Stability of digital and analog quantum simulations under noise
Jayant Rao, Jens Eisert, Tommaso Guaita
TL;DR
This work analyzes the robustness of analog and digital quantum simulators to perturbations by deriving rigorous worst-case and average-case bounds for the estimation of local observables under perturbations of magnitude $\delta$. It develops a unified framework that spans time-dependent Gaussian and white-noise perturbations, as well as Brownian and Lindbladian limits, and employs Lieb-Robinson bounds and Suzuki–Trotter product formulas to compare stability across paradigms. The results show that worst-case scaling is similar for both analog and digital approaches, while average-case behavior exhibits enhanced cancellation and regime-dependent advantages for digital simulations with suitably tuned parameters. These insights inform practical strategies for noise-aware quantum simulation, including parameter choices and potential error-mitigation directions, with implications for near-term quantum devices.
Abstract
Quantum simulation is a central application of near-term quantum devices, pursued in both analog and digital architectures. A key challenge for both paradigms is the effect of imperfections and noise on predictive power. In this work, we present a rigorous and physically transparent comparison of the stability of digital and analog quantum simulators under a variety of perturbative noise models. We provide rigorous worst- and average-case error bounds for noisy quantum simulation of local observables.

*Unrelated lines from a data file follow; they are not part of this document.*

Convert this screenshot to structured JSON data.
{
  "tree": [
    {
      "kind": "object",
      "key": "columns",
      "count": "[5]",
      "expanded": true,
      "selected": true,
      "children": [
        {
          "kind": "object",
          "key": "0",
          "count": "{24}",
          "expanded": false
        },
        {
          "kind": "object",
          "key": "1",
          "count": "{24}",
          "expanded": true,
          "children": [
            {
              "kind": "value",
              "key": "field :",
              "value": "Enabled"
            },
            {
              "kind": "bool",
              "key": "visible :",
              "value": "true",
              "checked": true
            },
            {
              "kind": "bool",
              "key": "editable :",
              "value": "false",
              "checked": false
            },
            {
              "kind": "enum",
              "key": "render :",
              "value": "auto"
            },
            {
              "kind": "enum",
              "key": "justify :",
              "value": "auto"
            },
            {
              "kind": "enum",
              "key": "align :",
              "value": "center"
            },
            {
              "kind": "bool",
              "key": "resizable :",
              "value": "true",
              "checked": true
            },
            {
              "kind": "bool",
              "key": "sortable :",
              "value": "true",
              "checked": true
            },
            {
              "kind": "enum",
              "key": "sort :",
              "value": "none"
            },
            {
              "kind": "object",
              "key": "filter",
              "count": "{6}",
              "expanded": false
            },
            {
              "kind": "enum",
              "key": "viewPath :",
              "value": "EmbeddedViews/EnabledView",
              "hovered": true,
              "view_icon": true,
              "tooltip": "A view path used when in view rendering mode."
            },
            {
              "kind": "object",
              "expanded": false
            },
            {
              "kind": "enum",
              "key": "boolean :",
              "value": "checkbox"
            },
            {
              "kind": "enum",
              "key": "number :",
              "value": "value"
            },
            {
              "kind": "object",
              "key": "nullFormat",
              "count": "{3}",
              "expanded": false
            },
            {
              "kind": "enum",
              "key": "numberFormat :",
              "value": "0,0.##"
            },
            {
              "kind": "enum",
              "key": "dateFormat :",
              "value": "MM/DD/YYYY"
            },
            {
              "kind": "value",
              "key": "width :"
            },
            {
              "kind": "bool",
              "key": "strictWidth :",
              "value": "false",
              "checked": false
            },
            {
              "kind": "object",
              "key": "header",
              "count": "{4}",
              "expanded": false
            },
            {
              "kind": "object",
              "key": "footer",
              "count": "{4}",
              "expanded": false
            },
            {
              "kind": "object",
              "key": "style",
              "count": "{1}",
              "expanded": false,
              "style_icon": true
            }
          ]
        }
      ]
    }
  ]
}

We find that the two paradigms show comparable scaling in the worst case, while exhibiting different forms of enhanced error cancellation on average. We further analyze Gaussian and Brownian noise processes, deriving concentration bounds that capture typical deviations beyond worst-case guarantees. These results provide a unified framework for quantifying the robustness of noisy quantum simulations and identify regimes where digital methods have intrinsic advantages and when we can see similar behavior.